One recent Saturday at my local bookstore, I just bought the first thing I saw by her. It’s worth reminding myself that it usually is just that easy.

A State of Siege, Ms. Frame’s sixth novel,  is as sublimely simple in its construction as it is audaciously complex in its execution. The protagonist Malfred Signal has moved away from her family and all she knows to start a new life. The freshly retired art teacher has sought out a wild setting that she hopes will help her see things anew. She wants to paint something novel, something transcendent and thereby transcend her own life. 

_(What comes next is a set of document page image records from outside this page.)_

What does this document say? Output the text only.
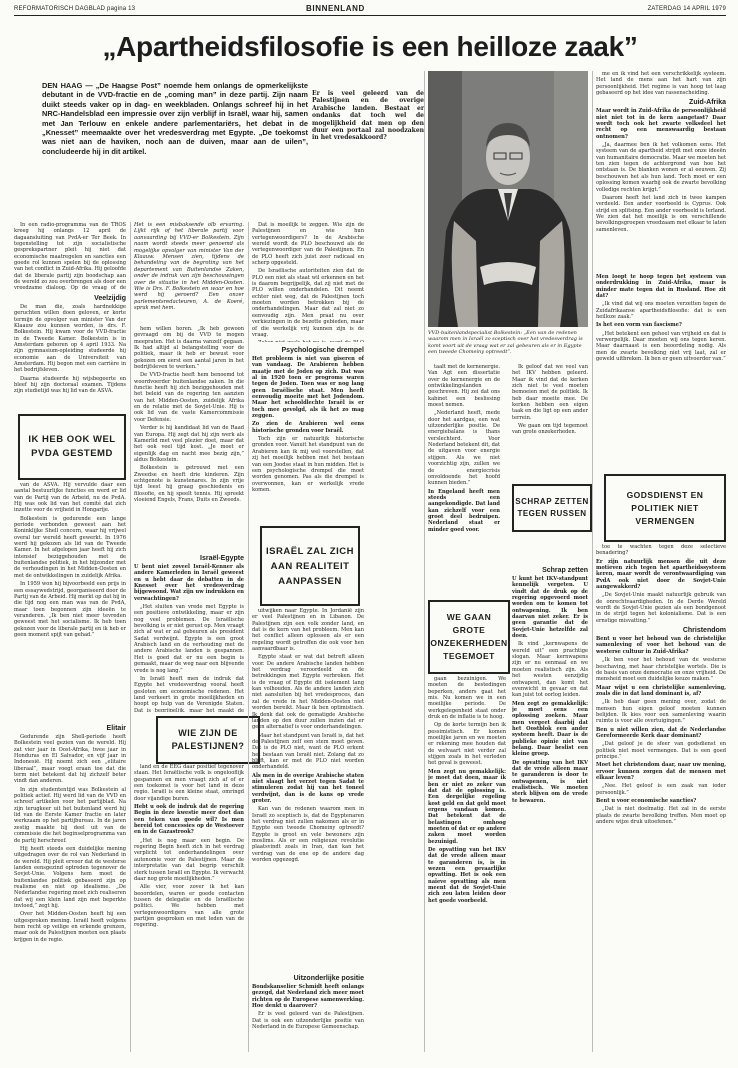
REFORMATORISCH DAGBLAD pagina 13	BINNENLAND	ZATERDAG 14 APRIL 1979
„Apartheidsfilosofie is een heilloze zaak”
DEN HAAG — „De Haagse Post” noemde hem onlangs de opmerkelijkste debutant in de VVD-fractie en de „coming man” in deze partij. Zijn naam duikt steeds vaker op in dag- en weekbladen. Onlangs schreef hij in het NRC-Handelsblad een impressie over zijn verblijf in Israël, waar hij, samen met Jan Terlouw en enkele andere parlementariërs, het debat in de „Knesset” meemaakte over het vredesverdrag met Egypte. „De toekomst was niet aan de haviken, noch aan de duiven, maar aan de uilen”, concludeerde hij in dit artikel.
Er is veel geleerd van de Palestijnen en de overige Arabische landen. Bestaat er ondanks dat toch wel de mogelijkheid dat men op den duur een portaal zal noodzaken in het vredesakkoord?

In een radio-programma van de TROS kreeg hij onlangs 12 april de dagaansluiting van PvdA-er Ter Beek. In tegenstelling tot zijn socialistische gesprekspartner pleit hij niet dat economische maatregelen en sancties een goede rol kunnen spelen bij de oplossing van het conflict in Zuid-Afrika. Hij geloofde dat de liberale partij zijn boodschap aan de wereld zo zou overbrengen als door een vreedzame dialoog. Op de vraag of de

Veelzijdig

De man die, zoals hardnekkige geruchten willen doen geloven, er korte termijn de opvolger van minister Van der Klaauw zou kunnen worden, is drs. F. Bolkestein. Hij kwam voor de VVD-fractie in de Tweede Kamer. Bolkestein is in Amsterdam geboren op 4 april 1933. Na zijn gymnasium-opleiding studeerde hij economie aan de Universiteit van Amsterdam. Hij begon met een carrière in het bedrijfsleven.

Daarna studeerde hij wijsbegeerte en bleef hij zijn doctoraal examen. Tijdens zijn studietijd was hij lid van de ASVA.

IK HEB OOK WEL PVDA GESTEMD

van de ASVA. Hij vervulde daar een aantal bestuurlijke functies en werd er lid van de Partij van de Arbeid, nu de PvdA. Hij was ook lid van het comité dat zich inzette voor de vrijheid in Hongarije.

Bolkestein is gedurende een lange periode verbonden geweest aan het Koninklijke Shell concern, waar hij vrijwel overal ter wereld heeft gewerkt. In 1976 werd hij gekozen als lid van de Tweede Kamer. In het afgelopen jaar heeft hij zich intensief beziggehouden met de buitenlandse politiek, in het bijzonder met de verhoudingen in het Midden-Oosten en met de ontwikkelingen in zuidelijk Afrika.

In 1959 won hij bijvoorbeeld een prijs in een essaywedstrijd, georganiseerd door de Partij van de Arbeid. Hij merkt op dat hij in die tijd nog een man was van de PvdA, maar toen begonnen zijn ideeën te veranderen. „Ik ben niet meer tevreden geweest met het socialisme. Ik heb toen gekozen voor de liberale partij en ik heb er geen moment spijt van gehad.”

Elitair

Gedurende zijn Shell-periode heeft Bolkestein veel gezien van de wereld. Hij zat vier jaar in Oost-Afrika, twee jaar in Honduras en El Salvador, en vijf jaar in Indonesië. Hij noemt zich een „elitaire liberaal”, maar voegt eraan toe dat die term niet betekent dat hij zichzelf beter vindt dan anderen.

In zijn studententijd was Bolkestein al politiek actief. Hij werd lid van de VVD en schreef artikelen voor het partijblad. Na zijn terugkeer uit het buitenland werd hij lid van de Eerste Kamer fractie en later werkzaam op het partijbureau. In de jaren zestig maakte hij deel uit van de commissie die het beginselprogramma van de partij herschreef.

Hij heeft steeds een duidelijke mening uitgedragen over de rol van Nederland in de wereld. Hij pleit ervoor dat de westerse landen eensgezind optreden tegenover de Sovjet-Unie. Volgens hem moet de buitenlandse politiek gebaseerd zijn op realisme en niet op idealisme. „De Nederlandse regering moet zich realiseren dat wij een klein land zijn met beperkte invloed,” zegt hij.

Over het Midden-Oosten heeft hij een uitgesproken mening. Israël heeft volgens hem recht op veilige en erkende grenzen, maar ook de Palestijnen moeten een plaats krijgen in de regio.

Het is een misbaksende olb ervaring. Lijkt rijk of het liberale partij voor aanvaarding bij VVD-er Bolkestein. Zijn naam wordt steeds meer genoemd als mogelijke opvolger van minister Van der Klaauw. Mensen zien, tijdens de behandeling van de begroting van het departement van Buitenlandse Zaken, onder de indruk van zijn beschouwingen over de situatie in het Midden-Oosten. Wie is Drs. F. Bolkestein en waar en hoe werd hij geroerd? Een onzer parlementsredacteuren, A. de Koeré, sprak met hem.

hem willen horen. „Ik heb gewoon gevraagd om bij de VVD te mogen meepraten. Het is daarna vanzelf gegaan. Ik had altijd al belangstelling voor de politiek, maar ik heb er bewust voor gekozen om eerst een aantal jaren in het bedrijfsleven te werken.”

De VVD-fractie heeft hem benoemd tot woordvoerder buitenlandse zaken. In die functie heeft hij zich beziggehouden met het beleid van de regering ten aanzien van het Midden-Oosten, zuidelijk Afrika en de relatie met de Sovjet-Unie. Hij is ook lid van de vaste Kamercommissie voor Defensie.

Verder is hij kandidaat lid van de Raad van Europa. Hij zegt dat hij zijn werk als Kamerlid met veel plezier doet, maar dat het ook veel tijd kost. „Je moet er eigenlijk dag en nacht mee bezig zijn,” aldus Bolkestein.

Bolkestein is getrouwd met een Zweedse en heeft drie kinderen. Zijn echtgenote is kunstenares. In zijn vrije tijd leest hij graag geschiedenis en filosofie, en hij speelt tennis. Hij spreekt vloeiend Engels, Frans, Duits en Zweeds.

Israël-Egypte

U bent niet zoveel Israël-Kenner als andere Kamerleden in Israël geweest en u hebt daar de debatten in de Knesset over het vredesverdrag bijgewoond. Wat zijn uw indrukken en verwachtingen?

„Het sluiten van vrede met Egypte is een positieve ontwikkeling, maar er zijn nog veel problemen. De Israëlische bevolking is er niet gerust op. Men vraagt zich af wat er zal gebeuren als president Sadat verdwijnt. Egypte is een groot Arabisch land en de verhouding met de andere Arabische landen is gespannen. Het is goed dat er nu een begin is gemaakt, maar de weg naar een blijvende vrede is nog lang.”

In Israël heeft men de indruk dat Egypte het vredesverdrag vooral heeft gesloten om economische redenen. Het land verkeert in grote moeilijkheden en hoopt op hulp van de Verenigde Staten. Dat is begrijpelijk, maar het maakt de

WIE ZIJN DE PALESTIJNEN?

land en de EEG daar positief tegenover staan. Het Israëlische volk is ongelooflijk gespannen en men vraagt zich af of er een toekomst is voor het land in deze regio. Israël is een kleine staat, omringd door vijandige buren.

Hebt u ook de indruk dat de regering Begin in deze kwestie meer doet dan een teken van goede wil? Is men bereid tot concessies op de Westoever en in de Gazastrook?

„Het is nog maar een begin. De regering Begin heeft zich in het verdrag verplicht tot onderhandelingen over autonomie voor de Palestijnen. Maar de interpretatie van dat begrip verschilt sterk tussen Israël en Egypte. Ik verwacht daar nog grote moeilijkheden.”

Alle vier, voor zover ik het kan beoordelen, waren er goede contacten tussen de delegatie en de Israëlische politici. We hebben met vertegenwoordigers van alle grote partijen gesproken en met leden van de regering.

Dat is moeilijk te zeggen. Wie zijn de Palestijnen en wie hun vertegenwoordigers? In de Arabische wereld wordt de PLO beschouwd als de vertegenwoordiger van de Palestijnen. En de PLO heeft zich juist zeer radicaal en scherp opgesteld.

De Israëlische autoriteiten zien dat de PLO een niet als staat wil erkennen en het is daarom begrijpelijk, dat zij niet met de PLO willen onderhandelen. Dit neemt echter niet weg, dat de Palestijnen toch moeten worden betrokken bij de onderhandelingen. Maar dat zal niet zo eenvoudig zijn. Men praat nu over verkiezingen in de bezette gebieden, maar of die werkelijk vrij kunnen zijn is de vraag.

Psychologische drempel

Het probleem is niet van giseren of van vandaag. De Arabieren hebben maatje met de Joden op zich. Dat was al in 1920 toen er progroms waren tegen de Joden. Toen was er nog lang geen Israëlische staat. Men heeft eenvoudig moeite met het Jodendom. Maar het schooldlechte Israël is er toch mee gevolgd, als ik het zo mag zeggen.

Zo zien de Arabieren wel eens historische gronden voor Israël.

Toch zijn er natuurlijk historische gronden voor. Vanuit het standpunt van de Arabieren kan ik mij wel voorstellen, dat zij het moeilijk hebben met het bestaan van een Joodse staat in hun midden. Het is een psychologische drempel die moet worden genomen. Pas als die drempel is overwonnen, kan er werkelijk vrede komen.

ISRAËL ZAL ZICH AAN REALITEIT AANPASSEN

uitwijken naar Egypte. In Jordanië zijn er veel Palestijnen en in Libanon. De Palestijnen zijn een volk zonder land, en dat is de kern van het probleem. Men kan het conflict alleen oplossen als er een regeling wordt getroffen die ook voor hen aanvaardbaar is.

Egypte staat er wat dat betreft alleen voor. De andere Arabische landen hebben het verdrag veroordeeld en de betrekkingen met Egypte verbroken. Het is de vraag of Egypte dit isolement lang kan volhouden. Als de andere landen zich niet aansluiten bij het vredesproces, dan zal de vrede in het Midden-Oosten niet worden bereikt. Maar ik ben optimistisch. Ik denk dat ook de gematigde Arabische landen op den duur zullen inzien dat er geen alternatief is voor onderhandelingen.

Maar het standpunt van Israël is, dat het de Palestijnen zelf een stem moet geven. Dat is de PLO niet, want de PLO erkent het bestaan van Israël niet. Zolang dat zo blijft, kan er met de PLO niet worden onderhandeld.

Als men in de overige Arabische staten niet slaagt het verzet tegen Sadat te stimuleren zodat hij van het toneel verdwijnt, dan is de kans op vrede groter.

Kan van de redenen waarom men in Israël zo sceptisch is, dat de Egyptenaren het verdrag niet zullen nakomen als er in Egypte een tweede Chomeiny optreedt? Egypte is groot en vele bewoners zijn moslims. Als er een religieuze revolutie plaatsvindt zoals in Iran, dan kan het verdrag van de ene op de andere dag worden opgezegd.

Uitzonderlijke positie

Bondskanselier Schmidt heeft onlangs gezegd, dat Nederland zich meer moet richten op de Europese samenwerking. Hoe denkt u daarover?

Er is veel geleerd van de Palestijnen. Dat is ook een uitzonderlijke positie van Nederland in de Europese Gemeenschap.

VVD-buitenlandspecialist Bolkestein: „Een van de redenen waarom men in Israël zo sceptisch over het vredesverdrag is komt voort uit de vraag wat er zal gebeuren als er in Egypte een tweede Chomeiny optreedt”.

taalt met de kernenergie. Van Agt een dissertatie over de kernenergie en de ontwikkelingslanden geschreven. Hij zei dat ons kabinet een beslissing moest nemen.

„Nederland heeft, mede door het aardgas, een wat uitzonderlijke positie. De energiebalans is thans verslechterd. Voor Nederland betekent dit, dat de uitgaven voor energie stijgen. Als we niet voorzichtig zijn, zullen we de energiecrisis onvoldoende het hoofd kunnen bieden.”

In Engeland heeft men steeds een aangekondigde. Dat land kan zichzelf voor een groot deel bedruipen. Nederland staat er minder goed voor.

WE GAAN GROTE ONZEKERHEDEN TEGEMOET

gaan bezuinigen. We moeten de bestedingen beperken, anders gaat het mis. Nu komen we in een moeilijke periode. De werkgelegenheid staat onder druk en de inflatie is te hoog.

Op de korte termijn ben ik pessimistisch. Er komen moeilijke jaren en we moeten er rekening mee houden dat de welvaart niet verder zal stijgen zoals in het verleden het geval is geweest.

Men zegt nu gemakkelijk: je moet dat doen, maar ik ben er niet zo zeker van dat dat de oplossing is. Een dergelijke regeling kost geld en dat geld moet ergens vandaan komen. Dat betekent dat de belastingen omhoog moeten of dat er op andere zaken moet worden bezuinigd.

De opvatting van het IKV dat de vrede alleen maar te garanderen is, is in wezen een gevaarlijke opvatting. Het is ook een naïeve opvatting als men meent dat de Sovjet-Unie zich zou laten leiden door het goede voorbeeld.

Ik geloof dat we veel van het IKV hebben geleerd. Maar ik vind dat de kerken zich niet te veel moeten bemoeien met de politiek. Ik heb daar moeite mee. De kerken hebben een eigen taak en die ligt op een ander terrein.

We gaan om tijd tegemoet van grote onzekerheden.

SCHRAP ZETTEN TEGEN RUSSEN
Schrap zetten

U kunt het IKV-standpunt kennelijk vergeten. U vindt dat de druk op de regering opgevoerd moet worden om te komen tot ontwapening. Ik ben daarvan niet zeker. Er is geen garantie dat de Sovjet-Unie hetzelfde zal doen.

Ik vind „kernwapens de wereld uit” een prachtige slogan. Maar kernwapens zijn er nu eenmaal en we moeten realistisch zijn. Als het westen eenzijdig ontwapent, dan komt het evenwicht in gevaar en dat kan juist tot oorlog leiden.

Men zegt zo gemakkelijk: je moet eens een oplossing zoeken. Maar men vergeet daarbij dat het Oostblok een ander systeem heeft. Daar is de publieke opinie niet van belang. Daar beslist een kleine groep.

De opvatting van het IKV dat de vrede alleen maar te garanderen is door te ontwapenen, is niet realistisch. We moeten sterk blijven om de vrede te bewaren.

me en ik vind het een verschrikkelijk systeem. Het land de mens aan het hart van zijn persoonlijkheid. Het regime is van hoog tot laag gebaseerd op het idee van rassenscheiding.

Zuid-Afrika

Maar wordt in Zuid-Afrika de persoonlijkheid niet niet tot in de kern aangetast? Daar wordt toch ook het zwarte volksdeel het recht op een menswaardig bestaan ontnomen?

„Ja, daarmee ben ik het volkomen eens. Het systeem van de apartheid strijdt met onze ideeën van humanitaire democratie. Maar we moeten het ten zien tegen de achtergrond van hoe het ontstaan is. De blanken wonen er al eeuwen. Zij beschouwen het als hun land. Toch moet er een oplossing komen waarbij ook de zwarte bevolking volledige rechten krijgt.”

Daarom heeft het land zich in twee kampen verdeeld. Een ander voorbeeld is Cyprus. Ook strijd en splitsing. Een ander voorbeeld is Ierland. We zien dat het moeilijk is om verschillende bevolkingsgroepen vreedzaam met elkaar te laten samenleven.

Men loopt te hoop tegen het systeem van onderdrukking in Zuid-Afrika, maar is minder mate tegen dat in Rusland. Hoe zit dat?

„Ik vind dat wij ons moeten verzetten tegen de Zuidafrikaanse apartheidsfilosofie: dat is een heilloze zaak.”

Is het een vorm van fascisme?

„Het betekent een geheel van vrijheid en dat is verwerpelijk. Daar moeten wij ons tegen keren. Maar daarnaast is een beoordeling nodig. Als men de zwarte bevolking niet vrij laat, zal er geweld uitbreken. Ik ben er geen uitvoerder van.”

GODSDIENST EN POLITIEK NIET VERMENGEN

toe te wachten tegen deze selectieve benadering?

Er zijn natuurlijk mensen die uit deze motieven zich tegen het apartheidssysteem keren, maar wordt de verontwaardiging van PvdA ook niet door de Sovjet-Unie aangewakkerd?

„De Sovjet-Unie maakt natuurlijk gebruik van de onrechtvaardigheden. In de Derde Wereld wordt de Sovjet-Unie gezien als een bondgenoot in de strijd tegen het kolonialisme. Dat is een ernstige misvatting.”

Christendom

Bent u voor het behoud van de christelijke samenleving of voor het behoud van de westerse cultuur in Zuid-Afrika?

„Ik ben voor het behoud van de westerse beschaving, met haar christelijke wortels. Die is de basis van onze democratie en onze vrijheid. De mensheid moet een duidelijke keuze maken.”

Maar wijst u een christelijke samenleving, zoals die in dat land dominant is, af?

„Ik heb daar geen mening over, zodat de mensen hun eigen geloof moeten kunnen belijden. Ik kies voor een samenleving waarin ruimte is voor alle overtuigingen.”

Ben u niet willen zien, dat de Nederlandse Gereformeerde Kerk daar dominant?

„Dat geloof je de sfeer van godsdienst en politiek niet moet vermengen. Dat is een goed principe.”

Moet het christendom daar, naar uw mening, ervoor kunnen zorgen dat de mensen met elkaar leven?

„Nee. Het geloof is een zaak van ieder persoonlijk.”

Bent u voor economische sancties?

„Dat is niet doelmatig. Het zal in de eerste plaats de zwarte bevolking treffen. Men moet op andere wijze druk uitoefenen.”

Her first night in her new home is difficult. There is a knocking at her door. She’s already been warned by a couple of locals about the “element” that exists there. As she lays awake in the grip of fear, this intruder begins to take on the benign yet insidious form of the life she wanted to leave behind. Family, a former student, an old lover are all able to assume a presence in the shape of this intruder. Ms. Frame slips the reader into this psychological state slowly until like Mally he finds himself immersed in it. 

She does so by taking the most common spectres we encounter and transformimg them. The manner in which she describes silence and light and shadows really is, I think, the key to inducing this state in her readers. They have form and weight. Not merely part of the atmosphere nor solely symbolic, they allow the reader to experience the difficult night of Ms. Signal. It is a novel as much lived as read.